O presidente também descreveu a fragata como um símbolo da soberania do Brasil, afirmando: “Isso não é [só] um navio. É o começo de um país que vai assumir, de fato e de direito, o direito de ser soberano, de tomar conta do seu nariz e estar preparado. É isso que temos que fazer daqui pra frente”.
Lula ainda enfatizou a importância de um projeto estratégico de defesa, destacando que o atual cenário global é marcado pela “maior concentração de conflito da história da humanidade depois da 2ª Guerra Mundial”. Ele afirmou que é crucial que o Brasil esteja pronto para defender seus vastos 8,5 milhões de quilômetros quadrados e seus 215 milhões de cidadãos.
Detalhes da Fragata Cunha Moreira
A Fragata Cunha Moreira foi desenvolvida no Brasil, em Itajaí, utilizando mão de obra local e transferência de tecnologia. Além dela, outras duas fragatas, a Tamandaré e a Jerônimo de Albuquerque, já foram lançadas, enquanto a quarta, Mariz e Barros, está em fase de construção. A nova embarcação possui uma velocidade máxima de 25 nós, equivalente a aproximadamente 47 km/h, e possui 107 metros de comprimento, equipada com convôo, hangar para helicópteros, radares, sensores e armamentos, com um deslocamento de até 3.465 toneladas.

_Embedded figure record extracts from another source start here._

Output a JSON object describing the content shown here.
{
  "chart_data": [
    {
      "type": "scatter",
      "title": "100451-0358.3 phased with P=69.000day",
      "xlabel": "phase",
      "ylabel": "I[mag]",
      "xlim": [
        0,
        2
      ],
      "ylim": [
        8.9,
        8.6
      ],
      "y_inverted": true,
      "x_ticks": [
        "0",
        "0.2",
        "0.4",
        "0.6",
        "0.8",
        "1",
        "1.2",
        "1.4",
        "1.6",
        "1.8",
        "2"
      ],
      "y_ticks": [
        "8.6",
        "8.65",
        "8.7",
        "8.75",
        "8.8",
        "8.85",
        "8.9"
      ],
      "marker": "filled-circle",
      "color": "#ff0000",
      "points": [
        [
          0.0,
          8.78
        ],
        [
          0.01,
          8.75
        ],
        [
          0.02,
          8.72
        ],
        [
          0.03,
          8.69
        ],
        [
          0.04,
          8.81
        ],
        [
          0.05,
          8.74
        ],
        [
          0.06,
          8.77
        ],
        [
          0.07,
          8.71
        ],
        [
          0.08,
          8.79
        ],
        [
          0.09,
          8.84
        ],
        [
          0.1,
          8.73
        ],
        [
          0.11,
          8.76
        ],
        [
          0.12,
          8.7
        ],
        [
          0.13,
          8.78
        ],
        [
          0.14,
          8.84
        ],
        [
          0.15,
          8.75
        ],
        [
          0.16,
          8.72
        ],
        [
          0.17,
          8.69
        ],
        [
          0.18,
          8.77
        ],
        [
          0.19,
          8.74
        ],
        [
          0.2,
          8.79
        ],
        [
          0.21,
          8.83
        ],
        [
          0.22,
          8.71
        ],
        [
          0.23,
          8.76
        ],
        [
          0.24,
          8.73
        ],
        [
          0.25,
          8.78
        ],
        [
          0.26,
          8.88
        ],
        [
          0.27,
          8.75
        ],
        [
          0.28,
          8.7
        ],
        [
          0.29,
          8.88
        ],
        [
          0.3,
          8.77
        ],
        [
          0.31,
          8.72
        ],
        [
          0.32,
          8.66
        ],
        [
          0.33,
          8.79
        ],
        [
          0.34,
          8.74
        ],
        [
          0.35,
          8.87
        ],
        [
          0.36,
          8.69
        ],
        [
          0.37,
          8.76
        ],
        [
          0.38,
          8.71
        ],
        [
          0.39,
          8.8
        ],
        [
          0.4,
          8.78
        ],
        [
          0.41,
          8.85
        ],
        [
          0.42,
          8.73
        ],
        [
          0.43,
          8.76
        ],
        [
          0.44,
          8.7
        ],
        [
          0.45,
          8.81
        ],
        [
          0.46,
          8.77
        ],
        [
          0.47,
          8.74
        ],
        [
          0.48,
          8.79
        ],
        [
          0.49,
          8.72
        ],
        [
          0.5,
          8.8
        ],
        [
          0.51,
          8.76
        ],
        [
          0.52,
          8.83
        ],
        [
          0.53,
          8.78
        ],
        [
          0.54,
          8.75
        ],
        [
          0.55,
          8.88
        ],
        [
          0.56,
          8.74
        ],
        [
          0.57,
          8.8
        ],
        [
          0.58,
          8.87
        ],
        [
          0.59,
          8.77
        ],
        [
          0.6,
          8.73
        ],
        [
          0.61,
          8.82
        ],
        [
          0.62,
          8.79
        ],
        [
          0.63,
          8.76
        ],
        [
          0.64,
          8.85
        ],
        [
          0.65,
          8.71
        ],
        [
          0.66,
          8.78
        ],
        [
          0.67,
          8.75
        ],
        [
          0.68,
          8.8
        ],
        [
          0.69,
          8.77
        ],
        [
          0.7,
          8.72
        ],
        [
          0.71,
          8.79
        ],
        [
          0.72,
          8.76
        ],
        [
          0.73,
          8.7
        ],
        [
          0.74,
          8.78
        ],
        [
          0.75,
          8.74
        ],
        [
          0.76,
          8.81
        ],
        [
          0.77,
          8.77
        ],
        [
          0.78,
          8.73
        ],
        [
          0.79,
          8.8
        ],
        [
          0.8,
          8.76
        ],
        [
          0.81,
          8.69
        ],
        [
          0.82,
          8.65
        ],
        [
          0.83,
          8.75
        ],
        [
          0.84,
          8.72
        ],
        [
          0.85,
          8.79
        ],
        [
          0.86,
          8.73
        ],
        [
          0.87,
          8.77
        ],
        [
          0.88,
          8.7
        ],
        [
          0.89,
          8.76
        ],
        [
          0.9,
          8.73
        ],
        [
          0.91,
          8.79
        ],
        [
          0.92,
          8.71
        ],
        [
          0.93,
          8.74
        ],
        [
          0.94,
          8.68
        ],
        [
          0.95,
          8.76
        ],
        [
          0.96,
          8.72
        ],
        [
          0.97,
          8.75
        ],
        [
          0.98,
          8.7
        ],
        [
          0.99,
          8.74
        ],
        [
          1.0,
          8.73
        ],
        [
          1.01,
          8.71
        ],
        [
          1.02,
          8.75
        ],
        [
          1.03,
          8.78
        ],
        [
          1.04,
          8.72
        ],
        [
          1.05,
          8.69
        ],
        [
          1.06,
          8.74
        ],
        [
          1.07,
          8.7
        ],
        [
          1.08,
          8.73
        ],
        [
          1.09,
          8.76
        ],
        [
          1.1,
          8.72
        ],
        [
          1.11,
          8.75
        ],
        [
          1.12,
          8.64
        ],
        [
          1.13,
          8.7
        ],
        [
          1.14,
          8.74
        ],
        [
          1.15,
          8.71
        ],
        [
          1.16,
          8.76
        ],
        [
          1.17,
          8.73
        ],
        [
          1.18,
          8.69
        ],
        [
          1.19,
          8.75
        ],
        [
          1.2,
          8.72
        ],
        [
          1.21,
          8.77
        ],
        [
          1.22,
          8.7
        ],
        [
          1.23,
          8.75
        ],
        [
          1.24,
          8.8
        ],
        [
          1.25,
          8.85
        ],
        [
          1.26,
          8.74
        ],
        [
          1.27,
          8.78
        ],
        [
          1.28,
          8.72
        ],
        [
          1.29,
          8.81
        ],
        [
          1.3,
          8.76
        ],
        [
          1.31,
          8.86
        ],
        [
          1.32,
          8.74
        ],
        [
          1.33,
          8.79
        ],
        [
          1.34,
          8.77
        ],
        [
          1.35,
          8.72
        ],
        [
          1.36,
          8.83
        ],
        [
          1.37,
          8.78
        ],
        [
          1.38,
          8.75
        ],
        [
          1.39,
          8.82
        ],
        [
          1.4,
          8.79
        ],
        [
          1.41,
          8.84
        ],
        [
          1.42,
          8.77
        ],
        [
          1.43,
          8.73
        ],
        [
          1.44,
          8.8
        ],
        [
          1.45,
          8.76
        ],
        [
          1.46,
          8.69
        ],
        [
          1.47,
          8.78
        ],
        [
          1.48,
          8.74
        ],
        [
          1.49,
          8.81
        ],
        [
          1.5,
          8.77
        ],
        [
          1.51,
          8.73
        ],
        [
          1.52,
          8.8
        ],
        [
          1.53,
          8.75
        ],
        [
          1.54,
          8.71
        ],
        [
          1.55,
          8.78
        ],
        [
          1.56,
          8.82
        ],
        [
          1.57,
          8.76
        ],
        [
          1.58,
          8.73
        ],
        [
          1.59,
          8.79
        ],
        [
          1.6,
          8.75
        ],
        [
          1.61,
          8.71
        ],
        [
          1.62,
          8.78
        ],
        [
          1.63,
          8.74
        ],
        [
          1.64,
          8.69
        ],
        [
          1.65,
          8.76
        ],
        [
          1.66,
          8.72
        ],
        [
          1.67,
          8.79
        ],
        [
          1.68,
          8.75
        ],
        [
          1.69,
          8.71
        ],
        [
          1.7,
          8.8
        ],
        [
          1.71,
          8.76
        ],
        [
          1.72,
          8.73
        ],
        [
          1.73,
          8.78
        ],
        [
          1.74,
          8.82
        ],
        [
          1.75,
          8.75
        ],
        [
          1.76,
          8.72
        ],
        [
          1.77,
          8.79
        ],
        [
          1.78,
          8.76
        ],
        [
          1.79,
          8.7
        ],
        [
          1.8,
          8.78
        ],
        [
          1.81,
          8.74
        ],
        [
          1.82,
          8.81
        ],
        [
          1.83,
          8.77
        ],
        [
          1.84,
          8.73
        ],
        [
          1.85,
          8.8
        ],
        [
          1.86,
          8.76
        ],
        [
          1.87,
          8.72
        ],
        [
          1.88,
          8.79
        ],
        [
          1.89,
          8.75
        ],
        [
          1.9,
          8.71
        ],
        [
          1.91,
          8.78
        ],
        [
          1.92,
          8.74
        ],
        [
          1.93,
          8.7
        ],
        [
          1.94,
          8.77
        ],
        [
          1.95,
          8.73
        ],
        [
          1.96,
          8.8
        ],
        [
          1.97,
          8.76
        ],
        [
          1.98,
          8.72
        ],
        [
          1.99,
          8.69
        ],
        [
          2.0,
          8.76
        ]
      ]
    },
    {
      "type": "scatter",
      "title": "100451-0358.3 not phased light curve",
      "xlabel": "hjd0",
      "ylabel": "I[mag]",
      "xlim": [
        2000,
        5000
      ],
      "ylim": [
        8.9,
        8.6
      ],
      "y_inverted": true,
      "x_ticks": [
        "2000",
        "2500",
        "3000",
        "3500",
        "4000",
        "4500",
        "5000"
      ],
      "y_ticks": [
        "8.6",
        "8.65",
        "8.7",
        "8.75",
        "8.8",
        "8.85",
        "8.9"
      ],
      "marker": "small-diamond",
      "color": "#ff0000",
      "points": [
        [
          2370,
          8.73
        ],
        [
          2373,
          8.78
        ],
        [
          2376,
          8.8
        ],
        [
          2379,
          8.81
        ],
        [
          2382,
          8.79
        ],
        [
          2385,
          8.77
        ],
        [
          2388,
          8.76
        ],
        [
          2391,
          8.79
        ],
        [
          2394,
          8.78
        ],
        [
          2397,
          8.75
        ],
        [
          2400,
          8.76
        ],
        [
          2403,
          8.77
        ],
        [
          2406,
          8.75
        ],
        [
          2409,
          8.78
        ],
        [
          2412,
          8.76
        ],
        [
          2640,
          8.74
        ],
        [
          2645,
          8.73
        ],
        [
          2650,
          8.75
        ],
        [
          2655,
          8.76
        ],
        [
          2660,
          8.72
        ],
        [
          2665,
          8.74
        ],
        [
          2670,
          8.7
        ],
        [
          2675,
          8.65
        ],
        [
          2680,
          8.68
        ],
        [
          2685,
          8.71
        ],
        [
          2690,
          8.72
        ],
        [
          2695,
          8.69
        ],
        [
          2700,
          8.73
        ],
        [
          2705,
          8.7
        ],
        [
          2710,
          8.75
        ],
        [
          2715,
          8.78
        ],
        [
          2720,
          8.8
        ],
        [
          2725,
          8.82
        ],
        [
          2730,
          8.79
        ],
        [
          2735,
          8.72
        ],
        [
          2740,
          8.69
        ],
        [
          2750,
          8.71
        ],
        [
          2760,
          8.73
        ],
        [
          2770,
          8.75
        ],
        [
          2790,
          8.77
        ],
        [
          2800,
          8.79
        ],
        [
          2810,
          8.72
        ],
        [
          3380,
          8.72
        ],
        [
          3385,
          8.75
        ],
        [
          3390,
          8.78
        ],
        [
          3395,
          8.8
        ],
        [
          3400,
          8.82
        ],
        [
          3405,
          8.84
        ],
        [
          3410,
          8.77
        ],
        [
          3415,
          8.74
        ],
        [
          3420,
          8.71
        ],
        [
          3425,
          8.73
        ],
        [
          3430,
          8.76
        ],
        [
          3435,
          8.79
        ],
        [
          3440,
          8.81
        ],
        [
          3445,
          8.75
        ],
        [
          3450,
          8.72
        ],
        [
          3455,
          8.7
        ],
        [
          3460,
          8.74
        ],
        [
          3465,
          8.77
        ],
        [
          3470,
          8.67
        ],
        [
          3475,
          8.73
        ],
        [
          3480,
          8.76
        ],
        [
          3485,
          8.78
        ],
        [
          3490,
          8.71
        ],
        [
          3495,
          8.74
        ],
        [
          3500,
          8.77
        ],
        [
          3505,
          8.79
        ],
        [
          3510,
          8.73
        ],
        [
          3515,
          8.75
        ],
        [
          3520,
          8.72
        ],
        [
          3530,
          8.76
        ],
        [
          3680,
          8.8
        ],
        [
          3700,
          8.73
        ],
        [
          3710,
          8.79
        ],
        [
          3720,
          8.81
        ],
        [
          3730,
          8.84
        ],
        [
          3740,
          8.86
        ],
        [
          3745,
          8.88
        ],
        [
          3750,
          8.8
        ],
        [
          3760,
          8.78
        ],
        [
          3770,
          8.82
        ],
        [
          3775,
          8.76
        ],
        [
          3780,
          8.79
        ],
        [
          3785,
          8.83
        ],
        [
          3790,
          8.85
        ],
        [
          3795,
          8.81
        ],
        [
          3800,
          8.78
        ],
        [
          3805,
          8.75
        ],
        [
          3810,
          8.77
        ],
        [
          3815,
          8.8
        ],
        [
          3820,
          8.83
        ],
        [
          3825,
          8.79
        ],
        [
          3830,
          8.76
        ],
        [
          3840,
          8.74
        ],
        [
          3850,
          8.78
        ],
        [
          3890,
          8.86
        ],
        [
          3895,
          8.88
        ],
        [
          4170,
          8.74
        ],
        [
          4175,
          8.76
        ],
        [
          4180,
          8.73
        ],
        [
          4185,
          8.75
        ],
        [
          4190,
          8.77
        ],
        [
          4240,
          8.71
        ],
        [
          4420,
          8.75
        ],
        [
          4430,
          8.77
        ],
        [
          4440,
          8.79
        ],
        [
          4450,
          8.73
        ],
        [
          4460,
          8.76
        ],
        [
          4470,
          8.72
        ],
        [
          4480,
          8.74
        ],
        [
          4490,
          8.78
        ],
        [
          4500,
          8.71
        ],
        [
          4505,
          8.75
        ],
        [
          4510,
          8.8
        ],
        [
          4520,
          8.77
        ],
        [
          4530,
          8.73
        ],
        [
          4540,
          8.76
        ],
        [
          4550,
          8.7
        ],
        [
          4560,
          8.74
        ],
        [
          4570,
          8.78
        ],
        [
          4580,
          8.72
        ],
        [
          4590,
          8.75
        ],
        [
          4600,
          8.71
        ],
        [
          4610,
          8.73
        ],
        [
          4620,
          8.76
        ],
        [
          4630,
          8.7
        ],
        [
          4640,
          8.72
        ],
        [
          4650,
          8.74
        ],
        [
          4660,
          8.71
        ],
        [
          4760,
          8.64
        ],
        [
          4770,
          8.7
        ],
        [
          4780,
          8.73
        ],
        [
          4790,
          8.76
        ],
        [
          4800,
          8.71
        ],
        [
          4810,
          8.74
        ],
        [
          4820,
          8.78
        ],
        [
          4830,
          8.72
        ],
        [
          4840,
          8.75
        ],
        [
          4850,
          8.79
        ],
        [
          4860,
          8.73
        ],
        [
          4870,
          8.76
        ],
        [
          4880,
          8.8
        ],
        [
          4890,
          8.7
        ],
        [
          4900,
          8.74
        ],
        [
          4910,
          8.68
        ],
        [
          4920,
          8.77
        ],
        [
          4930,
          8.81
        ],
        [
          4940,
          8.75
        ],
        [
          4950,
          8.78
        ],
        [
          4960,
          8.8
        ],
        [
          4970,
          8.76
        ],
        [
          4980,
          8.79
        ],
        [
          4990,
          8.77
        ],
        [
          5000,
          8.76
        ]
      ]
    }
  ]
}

O Programa Fragata Classe Tamandaré é resultado de uma colaboração entre a Marinha e a Sociedade de Propósito Específico Águas Azuis, que inclui as empresas TKMS, Embraer e Atech, sendo gerenciado pela Emgepron. O Comandante da Marinha, Marcos Olsen, afirmou que “o poder naval, pilar à proteção de recursos, fluxos logísticos e instrumento de tempestiva resposta do Estado, adquire centralidade ao se analisar disputas atuais na conjuntura internacional”.